Дэн спал, когда я поднялась к нему в спальню. Я снова одела на его шею крестик, и присела на кровать, вглядываясь в совершенные черты лица в неярком свете ночника. Он слегка улыбался, и я порадовалась, что снится ему нечто хорошее.
Прочитав над ним охранный заговор, я спустилась на второй этаж в кабинет.
О нет, у меня нет там офисной техники, нет строгого и модного дизайна. Ведьминский кабинет — это уставленные книгами стены, это стеллажи с мешочками трав, кореньев и прочих ингредиентов для целебных отваров.
В одном из ящичков я достала отрез черного сатина, привычным жестом описала свечой круг на ткани, и принялась в нем рисовать шестиконечную звезду.
Я делала пантаклю.
Вскоре черный сатин был испещрен символами нужных ангелов и гениев, в центре я начертала РАФАЭЛЬ, на обратной стороне — УРИЭЛЬ.
Выйдя на лоджию, я распахнула все окна, выдвинула из темного угла дубовую колоду, около нее расстелила ткань пантакли. Курица, чуя недоброе, притихла в мешке рядом.
И я, распустив волосы, встала ногами на исчерканную ткань и принялась властно читать заклятье:
— Выйду я из дверей в двери, через порог и околицу, перекрещусь, помолюсь, небу да звездам поклонюсь. Ой вы, часты звезды да месяц—млад, помогите мне, подсобите мне, ангелов разыщите. Рафаэля для вечерней зари, Уриэля для утренней, дабы пока петух не пропоет, вещий сон от меня не уйдет. Расскажите мне, ангелы небесные, кто против меня думку худую гадает, кто меня со свету сживает. Да будет так по слову моему и по делу моему.

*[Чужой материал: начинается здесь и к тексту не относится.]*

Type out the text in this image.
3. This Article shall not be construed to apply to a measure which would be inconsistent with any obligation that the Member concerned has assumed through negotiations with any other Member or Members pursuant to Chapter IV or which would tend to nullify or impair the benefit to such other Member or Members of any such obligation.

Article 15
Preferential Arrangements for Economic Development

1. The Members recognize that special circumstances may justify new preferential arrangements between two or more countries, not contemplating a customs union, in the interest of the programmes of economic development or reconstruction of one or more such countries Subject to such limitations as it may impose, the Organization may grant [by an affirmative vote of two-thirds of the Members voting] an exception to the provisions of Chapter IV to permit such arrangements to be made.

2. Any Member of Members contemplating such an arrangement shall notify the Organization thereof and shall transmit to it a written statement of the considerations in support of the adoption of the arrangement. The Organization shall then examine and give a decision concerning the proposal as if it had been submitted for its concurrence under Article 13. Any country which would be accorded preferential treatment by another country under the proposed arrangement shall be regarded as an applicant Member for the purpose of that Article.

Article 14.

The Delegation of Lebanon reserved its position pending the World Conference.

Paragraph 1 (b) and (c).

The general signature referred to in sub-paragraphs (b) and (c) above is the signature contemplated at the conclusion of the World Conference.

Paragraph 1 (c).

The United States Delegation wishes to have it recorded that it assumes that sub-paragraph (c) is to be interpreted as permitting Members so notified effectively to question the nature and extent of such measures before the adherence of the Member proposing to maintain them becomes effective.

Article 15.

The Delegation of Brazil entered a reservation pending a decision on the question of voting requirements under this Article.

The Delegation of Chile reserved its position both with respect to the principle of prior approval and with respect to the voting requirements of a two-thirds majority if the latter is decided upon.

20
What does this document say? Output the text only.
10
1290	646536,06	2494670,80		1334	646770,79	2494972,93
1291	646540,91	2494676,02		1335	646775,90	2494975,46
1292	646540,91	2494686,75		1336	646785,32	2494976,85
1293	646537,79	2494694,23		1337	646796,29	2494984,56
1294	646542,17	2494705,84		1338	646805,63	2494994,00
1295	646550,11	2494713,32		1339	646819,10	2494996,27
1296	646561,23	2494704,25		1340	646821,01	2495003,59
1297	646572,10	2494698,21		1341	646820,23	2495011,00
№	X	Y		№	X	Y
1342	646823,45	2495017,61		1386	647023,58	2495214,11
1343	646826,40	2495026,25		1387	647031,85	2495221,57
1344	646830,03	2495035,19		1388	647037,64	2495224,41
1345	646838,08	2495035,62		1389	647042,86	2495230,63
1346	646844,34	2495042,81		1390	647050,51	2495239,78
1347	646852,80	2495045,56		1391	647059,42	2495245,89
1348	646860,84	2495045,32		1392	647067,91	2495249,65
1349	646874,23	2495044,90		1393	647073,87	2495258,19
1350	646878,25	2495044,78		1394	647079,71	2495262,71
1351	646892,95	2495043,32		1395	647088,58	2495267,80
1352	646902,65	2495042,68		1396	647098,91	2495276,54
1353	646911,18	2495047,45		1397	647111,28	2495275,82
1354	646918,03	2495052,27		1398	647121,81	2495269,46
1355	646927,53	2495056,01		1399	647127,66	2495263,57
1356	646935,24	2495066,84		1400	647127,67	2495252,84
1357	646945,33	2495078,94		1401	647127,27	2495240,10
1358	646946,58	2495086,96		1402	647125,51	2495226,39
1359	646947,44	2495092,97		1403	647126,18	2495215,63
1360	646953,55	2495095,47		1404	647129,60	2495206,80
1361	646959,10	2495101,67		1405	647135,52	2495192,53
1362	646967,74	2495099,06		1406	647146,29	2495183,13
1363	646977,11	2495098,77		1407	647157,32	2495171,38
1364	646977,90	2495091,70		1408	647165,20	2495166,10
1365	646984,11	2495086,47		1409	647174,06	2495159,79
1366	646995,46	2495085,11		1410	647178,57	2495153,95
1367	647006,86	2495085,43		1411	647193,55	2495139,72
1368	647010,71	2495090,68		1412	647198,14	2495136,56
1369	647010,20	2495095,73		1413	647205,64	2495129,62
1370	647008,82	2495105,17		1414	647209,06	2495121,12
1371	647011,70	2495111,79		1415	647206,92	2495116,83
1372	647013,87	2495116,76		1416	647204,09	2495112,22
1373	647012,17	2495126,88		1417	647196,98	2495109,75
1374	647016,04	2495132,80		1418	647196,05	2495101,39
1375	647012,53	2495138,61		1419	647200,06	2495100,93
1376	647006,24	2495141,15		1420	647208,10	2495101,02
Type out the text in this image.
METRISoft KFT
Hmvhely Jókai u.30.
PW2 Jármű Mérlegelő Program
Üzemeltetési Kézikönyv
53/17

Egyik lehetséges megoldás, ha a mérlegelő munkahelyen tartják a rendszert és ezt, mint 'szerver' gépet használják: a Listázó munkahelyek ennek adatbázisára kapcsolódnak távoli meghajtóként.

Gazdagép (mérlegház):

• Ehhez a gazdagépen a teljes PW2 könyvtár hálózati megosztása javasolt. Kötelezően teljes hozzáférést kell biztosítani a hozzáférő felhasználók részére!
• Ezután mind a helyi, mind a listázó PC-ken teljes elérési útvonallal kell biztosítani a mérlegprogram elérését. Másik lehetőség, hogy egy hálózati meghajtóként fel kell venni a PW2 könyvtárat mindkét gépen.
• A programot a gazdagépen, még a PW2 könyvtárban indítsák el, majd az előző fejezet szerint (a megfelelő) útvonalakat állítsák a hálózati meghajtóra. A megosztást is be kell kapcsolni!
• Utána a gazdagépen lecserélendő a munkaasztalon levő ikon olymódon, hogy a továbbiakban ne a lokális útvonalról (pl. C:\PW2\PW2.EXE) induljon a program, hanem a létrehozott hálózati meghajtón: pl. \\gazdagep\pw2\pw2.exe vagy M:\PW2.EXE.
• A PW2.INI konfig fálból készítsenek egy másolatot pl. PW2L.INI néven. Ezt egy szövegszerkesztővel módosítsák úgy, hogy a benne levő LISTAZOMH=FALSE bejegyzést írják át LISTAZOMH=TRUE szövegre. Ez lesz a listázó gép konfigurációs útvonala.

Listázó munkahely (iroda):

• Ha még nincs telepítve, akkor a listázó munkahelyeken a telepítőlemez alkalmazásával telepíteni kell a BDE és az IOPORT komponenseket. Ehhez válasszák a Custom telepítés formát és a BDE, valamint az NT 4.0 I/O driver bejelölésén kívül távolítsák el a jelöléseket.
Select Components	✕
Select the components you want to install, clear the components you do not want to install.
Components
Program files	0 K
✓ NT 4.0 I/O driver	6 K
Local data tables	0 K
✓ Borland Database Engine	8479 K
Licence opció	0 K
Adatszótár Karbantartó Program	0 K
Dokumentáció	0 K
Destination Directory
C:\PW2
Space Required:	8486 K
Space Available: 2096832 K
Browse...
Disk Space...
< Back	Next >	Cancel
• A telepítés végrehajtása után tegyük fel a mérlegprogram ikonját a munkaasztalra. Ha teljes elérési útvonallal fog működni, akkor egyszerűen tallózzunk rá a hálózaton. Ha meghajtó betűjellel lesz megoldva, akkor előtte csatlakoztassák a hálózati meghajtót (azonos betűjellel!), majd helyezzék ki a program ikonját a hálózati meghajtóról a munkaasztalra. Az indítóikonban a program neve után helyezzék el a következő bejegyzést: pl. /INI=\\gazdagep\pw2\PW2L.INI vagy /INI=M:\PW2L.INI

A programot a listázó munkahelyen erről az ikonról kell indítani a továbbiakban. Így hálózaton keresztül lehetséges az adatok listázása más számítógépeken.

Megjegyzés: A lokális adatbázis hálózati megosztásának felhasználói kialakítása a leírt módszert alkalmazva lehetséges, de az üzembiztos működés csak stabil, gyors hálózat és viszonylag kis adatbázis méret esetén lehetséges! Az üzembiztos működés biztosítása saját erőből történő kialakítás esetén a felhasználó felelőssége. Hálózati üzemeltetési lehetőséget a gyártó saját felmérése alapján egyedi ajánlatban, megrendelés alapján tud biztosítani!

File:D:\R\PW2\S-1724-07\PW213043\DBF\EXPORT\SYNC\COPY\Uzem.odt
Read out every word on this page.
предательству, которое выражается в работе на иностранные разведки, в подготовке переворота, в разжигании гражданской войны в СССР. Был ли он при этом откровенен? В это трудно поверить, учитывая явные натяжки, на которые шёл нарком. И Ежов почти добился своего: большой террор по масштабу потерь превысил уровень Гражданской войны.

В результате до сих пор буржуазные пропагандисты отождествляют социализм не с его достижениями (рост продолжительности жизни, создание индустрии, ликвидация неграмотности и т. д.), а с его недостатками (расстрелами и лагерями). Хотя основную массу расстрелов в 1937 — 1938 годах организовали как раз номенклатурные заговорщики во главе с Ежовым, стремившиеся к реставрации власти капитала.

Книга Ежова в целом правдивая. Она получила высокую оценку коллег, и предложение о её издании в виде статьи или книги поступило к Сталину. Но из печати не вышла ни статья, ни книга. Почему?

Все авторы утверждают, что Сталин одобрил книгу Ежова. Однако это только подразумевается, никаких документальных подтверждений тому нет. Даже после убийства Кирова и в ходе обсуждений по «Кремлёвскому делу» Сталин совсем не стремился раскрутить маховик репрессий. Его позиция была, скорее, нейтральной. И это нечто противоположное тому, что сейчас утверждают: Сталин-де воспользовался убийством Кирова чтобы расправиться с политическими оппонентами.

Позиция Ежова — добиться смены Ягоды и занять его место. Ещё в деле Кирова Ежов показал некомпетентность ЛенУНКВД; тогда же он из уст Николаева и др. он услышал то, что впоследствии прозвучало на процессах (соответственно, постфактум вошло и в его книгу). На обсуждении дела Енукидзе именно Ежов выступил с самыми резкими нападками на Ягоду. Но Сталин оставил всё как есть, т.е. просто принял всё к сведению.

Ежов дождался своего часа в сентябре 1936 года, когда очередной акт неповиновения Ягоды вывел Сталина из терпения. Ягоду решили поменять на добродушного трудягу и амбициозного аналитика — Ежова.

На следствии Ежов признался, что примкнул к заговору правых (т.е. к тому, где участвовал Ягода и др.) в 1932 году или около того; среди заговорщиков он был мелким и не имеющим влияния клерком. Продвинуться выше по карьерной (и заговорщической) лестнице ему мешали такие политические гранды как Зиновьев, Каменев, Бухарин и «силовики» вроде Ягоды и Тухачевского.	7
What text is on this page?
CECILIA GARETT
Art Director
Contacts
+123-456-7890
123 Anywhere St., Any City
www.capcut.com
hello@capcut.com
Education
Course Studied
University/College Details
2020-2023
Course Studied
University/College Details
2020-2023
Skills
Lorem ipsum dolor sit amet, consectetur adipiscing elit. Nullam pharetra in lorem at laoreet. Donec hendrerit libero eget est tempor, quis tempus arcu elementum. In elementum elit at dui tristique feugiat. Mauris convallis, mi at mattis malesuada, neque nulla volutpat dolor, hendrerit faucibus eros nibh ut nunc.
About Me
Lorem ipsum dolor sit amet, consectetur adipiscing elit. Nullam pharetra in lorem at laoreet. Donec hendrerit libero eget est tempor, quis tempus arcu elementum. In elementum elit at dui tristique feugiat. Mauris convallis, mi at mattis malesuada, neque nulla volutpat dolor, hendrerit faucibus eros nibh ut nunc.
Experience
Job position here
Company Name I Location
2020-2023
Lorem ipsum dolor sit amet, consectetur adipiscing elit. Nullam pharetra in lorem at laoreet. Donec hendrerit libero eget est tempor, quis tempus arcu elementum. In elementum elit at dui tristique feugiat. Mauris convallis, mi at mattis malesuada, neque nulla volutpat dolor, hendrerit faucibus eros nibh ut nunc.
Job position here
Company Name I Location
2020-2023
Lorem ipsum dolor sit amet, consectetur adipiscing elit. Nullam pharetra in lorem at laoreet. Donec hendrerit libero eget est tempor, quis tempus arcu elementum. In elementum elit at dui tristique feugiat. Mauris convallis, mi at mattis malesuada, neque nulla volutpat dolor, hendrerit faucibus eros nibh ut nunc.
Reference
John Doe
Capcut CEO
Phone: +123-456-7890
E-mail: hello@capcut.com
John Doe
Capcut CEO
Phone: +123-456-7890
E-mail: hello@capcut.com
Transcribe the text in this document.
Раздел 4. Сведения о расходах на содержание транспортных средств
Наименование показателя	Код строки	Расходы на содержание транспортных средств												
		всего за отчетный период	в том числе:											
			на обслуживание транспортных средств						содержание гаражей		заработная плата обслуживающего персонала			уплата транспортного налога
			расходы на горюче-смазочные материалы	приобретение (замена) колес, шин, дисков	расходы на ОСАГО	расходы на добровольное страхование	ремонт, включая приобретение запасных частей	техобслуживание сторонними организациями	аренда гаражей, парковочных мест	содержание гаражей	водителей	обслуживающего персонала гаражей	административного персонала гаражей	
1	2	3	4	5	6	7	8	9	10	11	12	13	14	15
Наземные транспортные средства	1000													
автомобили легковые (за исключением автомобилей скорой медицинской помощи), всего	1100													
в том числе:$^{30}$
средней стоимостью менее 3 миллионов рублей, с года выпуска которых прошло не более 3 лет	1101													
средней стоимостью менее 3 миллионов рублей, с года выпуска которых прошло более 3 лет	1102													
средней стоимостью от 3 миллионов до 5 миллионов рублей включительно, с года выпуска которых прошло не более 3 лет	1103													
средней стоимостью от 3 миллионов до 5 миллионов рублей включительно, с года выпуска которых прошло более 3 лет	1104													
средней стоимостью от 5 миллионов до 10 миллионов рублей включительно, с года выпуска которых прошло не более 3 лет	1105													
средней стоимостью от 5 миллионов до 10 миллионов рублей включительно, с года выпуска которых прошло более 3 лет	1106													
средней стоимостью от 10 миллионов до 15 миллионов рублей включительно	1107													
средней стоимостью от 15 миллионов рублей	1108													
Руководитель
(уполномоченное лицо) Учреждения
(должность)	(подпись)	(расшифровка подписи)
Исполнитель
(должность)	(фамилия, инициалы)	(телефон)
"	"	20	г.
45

Одним движением я отрубила курице голову и, морщась, окропила пантаклю ее кровью. Не переношу я вот этих жертвоприношений, очень долго пришлось переламывать себя, прежде чем я смогла пролить кровь своей первой курицы. Но тогда у меня выбора просто не было — человек умирал, и только это его и спасло. С тех пор полегче, но все равно — мерзко себя чувствую я в такие моменты.
Так я думала, а сама в это время запечатывала заклятье.
А потом пошла в кабинет и постелила себе на диване. Окровавленную тряпку положила под подушку.
«Главное — ни с кем не разговаривать, лечь в постель — и спать, только вот спать совсем не хочется», — озабоченно подумала я, уронила голову на подушку и мгновенно уснула.
Тонкие нити паутины теперь были плотно облеплены паутиной и от этого казались сплетенными из пушистой шерсти. А вот пауки стали крупнее. Жирные, с бело-черным узором на пузырчатых тельцах, они усеивали паутину словно адские ягоды.
И они наблюдали.
За мной.
Один особо жирный паук неторопливо спустился на пол, быстро-быстро побежал вперед, и я непроизвольно шагнула вслед за ним.
За поворотом оказалась знакомая каменная плита, и на ней лежал Женька. Я едва его узнала — и одежда, и лицо были равномерно покрыты слоем пыли.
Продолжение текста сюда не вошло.